A sala do tribunal plenário, em Lisboa – Irene Pimentel

Irene Pimentel descreve nesta breve exposição a instrução do “processo” nos “tribunais plenários”. Recordamos que tal como o anterior, estes textos recordam a história da resistência ao fascismo português e assinalam a cerimónia do descerramento da lápide, no passado dia 6, na antecâmara da sala do Tribunal da Boa-Hora, em Lisboa. Aí decorriam as sessões desta “justiça pidesca”, praticada por “juízes” submetidos ao Estado Novo.

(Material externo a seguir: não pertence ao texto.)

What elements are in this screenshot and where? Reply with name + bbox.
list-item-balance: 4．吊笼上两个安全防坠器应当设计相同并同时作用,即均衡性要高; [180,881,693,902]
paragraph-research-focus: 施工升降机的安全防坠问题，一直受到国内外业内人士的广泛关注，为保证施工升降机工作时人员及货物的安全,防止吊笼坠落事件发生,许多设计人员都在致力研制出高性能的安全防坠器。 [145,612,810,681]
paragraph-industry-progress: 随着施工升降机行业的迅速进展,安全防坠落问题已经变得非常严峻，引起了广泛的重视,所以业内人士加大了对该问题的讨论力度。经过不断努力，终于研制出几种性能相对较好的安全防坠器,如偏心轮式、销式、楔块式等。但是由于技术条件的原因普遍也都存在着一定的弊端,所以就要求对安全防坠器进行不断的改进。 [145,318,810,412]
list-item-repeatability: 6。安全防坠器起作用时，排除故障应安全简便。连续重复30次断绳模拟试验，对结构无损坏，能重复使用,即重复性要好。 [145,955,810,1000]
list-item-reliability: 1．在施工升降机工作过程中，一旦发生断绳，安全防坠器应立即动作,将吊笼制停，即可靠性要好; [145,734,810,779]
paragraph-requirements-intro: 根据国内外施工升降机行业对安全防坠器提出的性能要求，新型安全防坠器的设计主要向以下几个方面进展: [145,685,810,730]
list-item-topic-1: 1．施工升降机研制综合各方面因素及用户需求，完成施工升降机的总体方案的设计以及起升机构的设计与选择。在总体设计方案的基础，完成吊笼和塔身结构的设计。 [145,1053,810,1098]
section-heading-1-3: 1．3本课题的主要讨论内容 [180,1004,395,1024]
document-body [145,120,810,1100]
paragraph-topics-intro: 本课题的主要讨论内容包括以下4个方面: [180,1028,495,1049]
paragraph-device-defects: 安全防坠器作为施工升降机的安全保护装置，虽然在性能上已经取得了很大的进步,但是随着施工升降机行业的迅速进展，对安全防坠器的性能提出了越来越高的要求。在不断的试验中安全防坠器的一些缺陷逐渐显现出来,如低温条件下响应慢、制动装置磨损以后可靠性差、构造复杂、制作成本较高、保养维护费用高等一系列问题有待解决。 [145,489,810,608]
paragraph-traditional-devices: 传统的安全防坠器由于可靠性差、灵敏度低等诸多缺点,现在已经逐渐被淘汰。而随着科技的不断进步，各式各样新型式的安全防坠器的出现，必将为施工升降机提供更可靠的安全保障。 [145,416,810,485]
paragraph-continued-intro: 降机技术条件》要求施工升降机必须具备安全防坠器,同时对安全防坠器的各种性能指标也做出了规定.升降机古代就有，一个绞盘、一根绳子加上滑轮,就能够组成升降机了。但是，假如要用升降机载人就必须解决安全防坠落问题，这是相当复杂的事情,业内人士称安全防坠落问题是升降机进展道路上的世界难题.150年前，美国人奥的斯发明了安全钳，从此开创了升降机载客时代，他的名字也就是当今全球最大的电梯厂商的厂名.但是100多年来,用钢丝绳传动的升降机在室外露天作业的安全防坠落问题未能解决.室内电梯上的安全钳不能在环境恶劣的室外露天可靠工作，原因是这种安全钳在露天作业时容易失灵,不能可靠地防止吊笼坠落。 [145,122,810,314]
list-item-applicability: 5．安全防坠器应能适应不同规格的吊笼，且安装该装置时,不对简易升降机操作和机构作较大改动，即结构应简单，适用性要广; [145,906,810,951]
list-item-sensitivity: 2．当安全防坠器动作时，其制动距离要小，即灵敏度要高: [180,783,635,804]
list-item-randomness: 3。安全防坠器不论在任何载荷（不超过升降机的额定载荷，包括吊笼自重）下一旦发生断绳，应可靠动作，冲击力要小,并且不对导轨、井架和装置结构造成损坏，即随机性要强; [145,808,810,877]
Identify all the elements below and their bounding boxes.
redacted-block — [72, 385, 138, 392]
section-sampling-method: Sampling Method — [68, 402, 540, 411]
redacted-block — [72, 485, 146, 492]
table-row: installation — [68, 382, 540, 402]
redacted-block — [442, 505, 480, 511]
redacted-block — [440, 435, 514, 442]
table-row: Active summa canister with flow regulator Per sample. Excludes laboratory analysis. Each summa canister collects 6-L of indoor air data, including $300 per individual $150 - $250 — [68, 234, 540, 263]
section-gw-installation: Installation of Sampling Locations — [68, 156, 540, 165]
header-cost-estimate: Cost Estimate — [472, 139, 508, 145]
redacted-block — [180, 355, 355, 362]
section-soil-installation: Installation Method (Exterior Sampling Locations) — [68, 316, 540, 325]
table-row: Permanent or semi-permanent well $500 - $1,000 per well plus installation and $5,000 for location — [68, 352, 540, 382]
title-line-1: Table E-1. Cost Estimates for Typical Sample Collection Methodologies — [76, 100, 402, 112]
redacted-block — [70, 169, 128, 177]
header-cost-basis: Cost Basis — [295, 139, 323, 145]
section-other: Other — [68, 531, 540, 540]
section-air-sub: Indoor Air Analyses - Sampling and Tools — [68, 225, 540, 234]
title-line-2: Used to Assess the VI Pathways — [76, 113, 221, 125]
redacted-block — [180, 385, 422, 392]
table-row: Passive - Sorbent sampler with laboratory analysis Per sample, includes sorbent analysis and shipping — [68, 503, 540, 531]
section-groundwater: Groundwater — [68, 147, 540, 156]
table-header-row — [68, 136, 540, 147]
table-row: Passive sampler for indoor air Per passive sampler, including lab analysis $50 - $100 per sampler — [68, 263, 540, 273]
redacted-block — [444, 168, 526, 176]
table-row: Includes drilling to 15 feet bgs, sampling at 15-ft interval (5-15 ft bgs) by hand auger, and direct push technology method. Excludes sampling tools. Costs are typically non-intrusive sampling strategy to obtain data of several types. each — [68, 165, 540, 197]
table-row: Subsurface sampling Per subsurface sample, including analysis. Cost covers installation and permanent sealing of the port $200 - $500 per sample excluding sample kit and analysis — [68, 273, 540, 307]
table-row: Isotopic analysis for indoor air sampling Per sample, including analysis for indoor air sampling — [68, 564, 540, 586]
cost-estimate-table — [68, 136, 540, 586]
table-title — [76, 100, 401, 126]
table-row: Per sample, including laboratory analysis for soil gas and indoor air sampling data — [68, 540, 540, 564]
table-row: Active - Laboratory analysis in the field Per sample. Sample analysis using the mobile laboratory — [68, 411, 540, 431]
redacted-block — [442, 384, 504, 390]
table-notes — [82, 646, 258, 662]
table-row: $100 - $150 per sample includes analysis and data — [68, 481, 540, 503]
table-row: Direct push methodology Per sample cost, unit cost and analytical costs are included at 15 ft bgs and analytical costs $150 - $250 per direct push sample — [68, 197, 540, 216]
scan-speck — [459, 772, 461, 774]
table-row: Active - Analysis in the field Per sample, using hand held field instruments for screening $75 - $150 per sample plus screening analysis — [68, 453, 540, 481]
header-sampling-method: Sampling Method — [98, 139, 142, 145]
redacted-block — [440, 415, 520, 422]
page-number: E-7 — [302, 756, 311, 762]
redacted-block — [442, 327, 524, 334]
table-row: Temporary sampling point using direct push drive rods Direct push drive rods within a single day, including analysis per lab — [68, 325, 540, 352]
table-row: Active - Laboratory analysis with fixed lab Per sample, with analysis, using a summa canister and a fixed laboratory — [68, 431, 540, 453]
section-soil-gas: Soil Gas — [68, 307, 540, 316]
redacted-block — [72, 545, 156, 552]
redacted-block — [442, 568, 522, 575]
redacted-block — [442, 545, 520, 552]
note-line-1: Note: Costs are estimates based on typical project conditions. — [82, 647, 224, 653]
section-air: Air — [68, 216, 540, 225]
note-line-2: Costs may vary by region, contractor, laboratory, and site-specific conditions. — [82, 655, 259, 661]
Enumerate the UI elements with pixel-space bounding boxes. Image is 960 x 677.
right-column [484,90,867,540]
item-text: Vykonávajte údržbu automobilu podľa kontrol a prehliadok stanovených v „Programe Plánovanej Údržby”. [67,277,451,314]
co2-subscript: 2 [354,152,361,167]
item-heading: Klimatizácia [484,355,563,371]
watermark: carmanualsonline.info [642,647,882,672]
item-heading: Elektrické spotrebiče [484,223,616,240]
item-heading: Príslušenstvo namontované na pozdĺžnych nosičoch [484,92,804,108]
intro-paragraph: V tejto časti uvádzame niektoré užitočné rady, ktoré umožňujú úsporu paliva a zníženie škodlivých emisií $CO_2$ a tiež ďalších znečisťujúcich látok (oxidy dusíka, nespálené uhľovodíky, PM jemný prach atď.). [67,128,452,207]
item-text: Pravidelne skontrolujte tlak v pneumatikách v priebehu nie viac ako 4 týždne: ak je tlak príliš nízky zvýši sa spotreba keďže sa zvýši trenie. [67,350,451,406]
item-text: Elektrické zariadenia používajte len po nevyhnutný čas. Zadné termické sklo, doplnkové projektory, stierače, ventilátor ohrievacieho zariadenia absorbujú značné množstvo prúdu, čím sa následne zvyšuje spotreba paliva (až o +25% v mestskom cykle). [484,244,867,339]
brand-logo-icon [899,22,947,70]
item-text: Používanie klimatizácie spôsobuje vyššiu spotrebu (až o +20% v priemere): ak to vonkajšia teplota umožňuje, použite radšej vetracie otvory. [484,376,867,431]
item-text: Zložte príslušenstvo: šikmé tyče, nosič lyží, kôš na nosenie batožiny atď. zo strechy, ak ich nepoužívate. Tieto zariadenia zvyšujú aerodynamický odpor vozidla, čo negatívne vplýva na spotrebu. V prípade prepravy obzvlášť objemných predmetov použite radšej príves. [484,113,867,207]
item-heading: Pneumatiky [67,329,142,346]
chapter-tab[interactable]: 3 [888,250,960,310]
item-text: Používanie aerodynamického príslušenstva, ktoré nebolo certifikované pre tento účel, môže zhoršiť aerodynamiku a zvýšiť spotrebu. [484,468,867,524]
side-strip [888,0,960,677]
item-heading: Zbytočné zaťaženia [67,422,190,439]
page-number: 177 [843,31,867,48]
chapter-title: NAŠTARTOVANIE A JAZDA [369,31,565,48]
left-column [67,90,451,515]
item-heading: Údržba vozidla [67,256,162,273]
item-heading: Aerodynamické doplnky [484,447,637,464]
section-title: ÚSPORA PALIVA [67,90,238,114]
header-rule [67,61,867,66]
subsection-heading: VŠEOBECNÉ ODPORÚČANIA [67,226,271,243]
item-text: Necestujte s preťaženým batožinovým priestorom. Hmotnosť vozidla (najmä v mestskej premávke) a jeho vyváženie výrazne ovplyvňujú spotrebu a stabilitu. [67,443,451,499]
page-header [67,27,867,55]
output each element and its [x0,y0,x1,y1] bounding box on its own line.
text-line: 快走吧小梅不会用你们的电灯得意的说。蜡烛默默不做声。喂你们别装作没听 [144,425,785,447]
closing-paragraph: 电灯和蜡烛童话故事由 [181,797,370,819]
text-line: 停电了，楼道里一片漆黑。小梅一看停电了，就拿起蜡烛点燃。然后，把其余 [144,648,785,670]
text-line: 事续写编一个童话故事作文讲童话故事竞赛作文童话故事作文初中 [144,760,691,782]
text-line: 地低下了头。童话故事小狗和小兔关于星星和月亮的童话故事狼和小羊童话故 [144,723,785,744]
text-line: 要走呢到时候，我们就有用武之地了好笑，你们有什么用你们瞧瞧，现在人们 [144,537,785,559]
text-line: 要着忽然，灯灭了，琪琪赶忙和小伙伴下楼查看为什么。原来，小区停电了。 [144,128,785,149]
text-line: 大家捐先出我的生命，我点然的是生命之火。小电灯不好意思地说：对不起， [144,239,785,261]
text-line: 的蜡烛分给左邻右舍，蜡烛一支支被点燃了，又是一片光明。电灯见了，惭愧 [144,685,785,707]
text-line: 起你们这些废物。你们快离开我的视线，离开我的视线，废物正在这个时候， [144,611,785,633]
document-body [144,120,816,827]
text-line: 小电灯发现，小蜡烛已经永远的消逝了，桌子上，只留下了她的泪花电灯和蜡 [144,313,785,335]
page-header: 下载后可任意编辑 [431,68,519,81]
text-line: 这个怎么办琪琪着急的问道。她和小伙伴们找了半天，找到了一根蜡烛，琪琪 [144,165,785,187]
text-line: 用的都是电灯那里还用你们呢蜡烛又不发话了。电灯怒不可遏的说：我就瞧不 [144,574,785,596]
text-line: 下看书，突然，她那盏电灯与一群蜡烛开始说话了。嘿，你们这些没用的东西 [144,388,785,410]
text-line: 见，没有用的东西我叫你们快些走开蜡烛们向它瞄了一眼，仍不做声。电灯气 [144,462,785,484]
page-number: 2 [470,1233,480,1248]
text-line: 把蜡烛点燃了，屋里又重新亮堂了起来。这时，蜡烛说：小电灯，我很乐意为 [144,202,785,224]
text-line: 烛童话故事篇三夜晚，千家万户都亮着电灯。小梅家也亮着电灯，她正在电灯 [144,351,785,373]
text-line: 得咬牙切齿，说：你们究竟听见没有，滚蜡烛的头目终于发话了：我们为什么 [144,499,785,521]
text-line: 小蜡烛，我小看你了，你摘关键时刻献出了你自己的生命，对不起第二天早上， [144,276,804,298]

foto da cerimónia do Tribunal Plenário (web)
No passado 6 de Dezembro o Movimento resgatou esta sala da sua memória fascista

Aqui, nesta sala, decorreram, entre 1945 e 1974, as sessões do Tribunal Plenário, onde foram julgados inúmeros adversários e presos políticos da ditadura, acusados de «crimes» contra a segurança do Estado. Criados pelo diploma n.º 35 044, de 20 de Outubro de 1945, os tribunais plenários não actuavam com independência e, salvo excepções, limitaram-se a corroborar os autos de instrução da PIDE/DGS. Nos julgamentos políticos dos tribunais plenários, os juízes eram nomeados segundo critérios de estrita confiança política do regime.

Cobriam as ilegalidades e violências cometidas pela PIDE/DGS, na instrução dos processos, aceitavam como prova os autos de declarações preparados, por essa polícia, com recurso à tortura e intimidação. Nos julgamentos realizados nos tribunais plenários, entre 1945 e 1974, era a PIDE/DGS que determinava a acusação – e até a defesa – e muitos acórdãos judiciais reflectiram ipsis verbis os relatórios dos processos-crime, instruídos por esta polícia. Ou seja, antes de o Tribunal julgar, a PIDE/DGS já tinha determinado a sentença.

Nesta sala, entre 1945 e 1974, as testemunhas de acusação eram elementos da própria PIDE/DGS, que confirmavam as acusações e “testemunhavam” que os autos tinham decorrido, sem qualquer pressão ou coacção. Muitos juízes impediram os arguidos de explicarem como tinham sido extorquidas confissões e as torturas de que tinham sido alvo, e consentiram, sem reacção, agressões a presos políticos e seus advogados de Defesa, pela PIDE/DGS. Muitos destes advogados passaram, em plena audiência, de defensores a réus detidos.

Devido a denúncias dos métodos da PIDE/DGS e de defesa das suas opiniões, muitos presos políticos ouviram as suas sentenças, no calabouço do tribunal da Boa Hora, para onde tinham sido enviados, por ordem do juiz, empurrados por agentes da polícia, que, por vezes, os espancaram em plena sessão. Nesta sala, além de condenarem os adversários e presos políticos a pesadas penas, os juízes do Tribunal Plenário, sujeitavam-nos ainda a medidas de segurança, que prolongavam indefinidamente o tempo de prisão.
Em 14 de Maio de 1974, a lei Constitucional n.º3/74 extinguiu os tribunais plenários, iniciando-se, em Portugal o período democrático. Os tribunais deixaram de julgar os “crimes” contra a segurança do Estado e passaram a ser um órgão de soberania independente.